L’enfant du pays se fait deus ex machina et chante pour restaurer le toit de l’église Saint-André à Villes-sur-Auzon.
« C’est le moment de réviser nos classiques car le chanteur du groupe Téléphone revient aux sources chez nous ! », claironne ICI Vaucluse. Le journal local a raison de se réjouir, puisque Jean-Louis Aubert, le chanteur du groupe Téléphone, donnera, le 25 mai prochain, un concert solidaire pour sauver le toit de l’église Saint-André à Villes-sur-Auzon, dans le Vaucluse.
Une église en détresse…
Le concert en question n’a pas encore eu lieu, mais une chose est sûre, c’est déjà une réussite : « Carton plein pour le concert caritatif de Jean-Louis Aubert qui aura lieu le 25 mai prochain à Villes-sur-Auzon : 1.000 places à 40 euros avaient été mises en vente, ce jeudi matin dès 8h, et ont été écoulées en quelques minutes », écrit ICI Vaucluse, qui rapporte les commentaires des candidats déçus d’avoir, dès 8h02, manqué la vente. Il faut dire que la presse locale s’en était fait l’écho et s’était réjouie de voir le chanteur du groupe mythique des années 80 venir soutenir les efforts du petit village de 1.300 habitants pour restaurer son église. Ce n’est pas faute de s’être donné du mal et d’avoir multiplié les initiatives : en décembre dernier, ICI Vaucluse rapportait les difficultés rencontrées par les habitants, la mairie et la paroisse de cette église Saint-André, si particulière à cause de son tympan frappé de la devise « Liberté, Égalité, Fraternité » et de l’inscription « République française » sur sa façade depuis 1891. « L’édifice est trop dangereux et a dû fermer. Il faut refaire les vitraux, la toiture ou encore les façades intérieures. Les travaux sont estimés à 1,4 million d’euros », rapportait ainsi le média local, qui ajoutait que « les demandes de subventions ont été faites auprès de l’État mais aussi de la région, notamment. De leur côté, les habitants se sont aussi mobilisés à travers une association, accompagnée par la Fondation du patrimoine. » Avec les quelque 8.000 euros qu’ils avaient réussi à récolter, en décembre, après avoir organisé concerts, vide-dressing et loterie, le concert de Jean-Louis Aubert peut sembler providentiel ! À tel point, d’ailleurs, que pour maximiser les fonds récoltés, une cuvée solidaire Jean-Louis Aubert d’AOP Ventoux rouge, créée en soutien à la réfection de l’église de Villes-sur-Auzon, a été mise en vente le 8 mai dernier.
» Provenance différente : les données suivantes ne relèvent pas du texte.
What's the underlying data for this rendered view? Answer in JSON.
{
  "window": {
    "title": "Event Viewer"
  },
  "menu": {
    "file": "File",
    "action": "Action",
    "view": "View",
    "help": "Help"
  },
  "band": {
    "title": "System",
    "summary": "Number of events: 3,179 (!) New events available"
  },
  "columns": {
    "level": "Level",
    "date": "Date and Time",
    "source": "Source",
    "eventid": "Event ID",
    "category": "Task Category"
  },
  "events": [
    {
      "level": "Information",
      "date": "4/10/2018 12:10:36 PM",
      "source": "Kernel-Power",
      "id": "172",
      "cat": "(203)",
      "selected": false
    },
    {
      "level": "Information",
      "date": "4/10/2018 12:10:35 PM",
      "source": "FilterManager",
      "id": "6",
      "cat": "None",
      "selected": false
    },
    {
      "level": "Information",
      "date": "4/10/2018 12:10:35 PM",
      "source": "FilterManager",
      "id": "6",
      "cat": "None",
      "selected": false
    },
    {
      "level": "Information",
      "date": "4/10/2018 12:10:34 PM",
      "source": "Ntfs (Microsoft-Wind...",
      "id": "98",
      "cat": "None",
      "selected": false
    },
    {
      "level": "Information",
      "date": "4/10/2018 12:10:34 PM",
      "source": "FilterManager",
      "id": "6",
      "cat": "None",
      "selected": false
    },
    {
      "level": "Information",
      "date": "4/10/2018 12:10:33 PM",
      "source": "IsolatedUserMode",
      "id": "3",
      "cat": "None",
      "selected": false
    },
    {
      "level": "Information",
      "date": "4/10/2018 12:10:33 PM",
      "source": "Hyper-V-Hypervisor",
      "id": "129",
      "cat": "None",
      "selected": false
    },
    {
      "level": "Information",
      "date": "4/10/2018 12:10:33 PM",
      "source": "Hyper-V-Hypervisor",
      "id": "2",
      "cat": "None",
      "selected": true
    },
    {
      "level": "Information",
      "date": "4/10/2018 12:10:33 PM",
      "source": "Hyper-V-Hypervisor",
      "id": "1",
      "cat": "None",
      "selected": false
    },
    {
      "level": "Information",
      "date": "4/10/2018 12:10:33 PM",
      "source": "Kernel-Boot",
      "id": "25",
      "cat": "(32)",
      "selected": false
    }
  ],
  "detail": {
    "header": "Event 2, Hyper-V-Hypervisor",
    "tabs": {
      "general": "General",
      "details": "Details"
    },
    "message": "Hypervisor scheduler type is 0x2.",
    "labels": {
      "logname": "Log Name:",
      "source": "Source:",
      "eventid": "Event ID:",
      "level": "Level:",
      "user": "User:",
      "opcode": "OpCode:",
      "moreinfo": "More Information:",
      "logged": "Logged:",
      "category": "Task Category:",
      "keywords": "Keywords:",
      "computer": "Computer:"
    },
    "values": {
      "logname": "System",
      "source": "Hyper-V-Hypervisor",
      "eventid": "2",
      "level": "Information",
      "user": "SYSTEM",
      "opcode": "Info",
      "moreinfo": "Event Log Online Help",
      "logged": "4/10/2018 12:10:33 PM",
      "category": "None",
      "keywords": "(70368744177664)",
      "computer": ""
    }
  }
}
Sauvée par un enfant du pays devenu deus ex machina ?
« Si Jean-Louis Aubert s’implique à ce point dans une telle démarche, c’est parce que le village de Villes-sur-Auzon, et en particulier son église, revêt à ses yeux un caractère sentimental. Une madeleine de Proust. Une réminiscence de l’enfance, avec le Ventoux comme horizon », rapporte le journal La Provence. ICI Vaucluse précise que c’est dans cette église du Comtat Venaissin qu’ont été célébrées les obsèques de ses deux parents. Ainsi, le chanteur de rock, ancien scout et enfant de chœur que décrivait Paris Match, en avril 2025, pour ses 70 ans, revient aux sources pour mettre son talent et sa notoriété au service d’une cause qui lui tient à cœur. « Le chanteur qui s’est fait connaître grâce à son incroyable aventure avec Téléphone, pilier du rock à la française, n’a pas perdu son esprit rebelle hérité de Mai 68 », rapportait MRadio, qui l’avait reçu en interview en octobre 2024. Cette révolte définit l’artiste, selon le média, « lui dont la vie semblait pourtant toute tracée ». Rien ne semblait, en effet, prédestiner ce fils d’un préfet et d’une mère au foyer à devenir le « rebelle éternel » du rock français.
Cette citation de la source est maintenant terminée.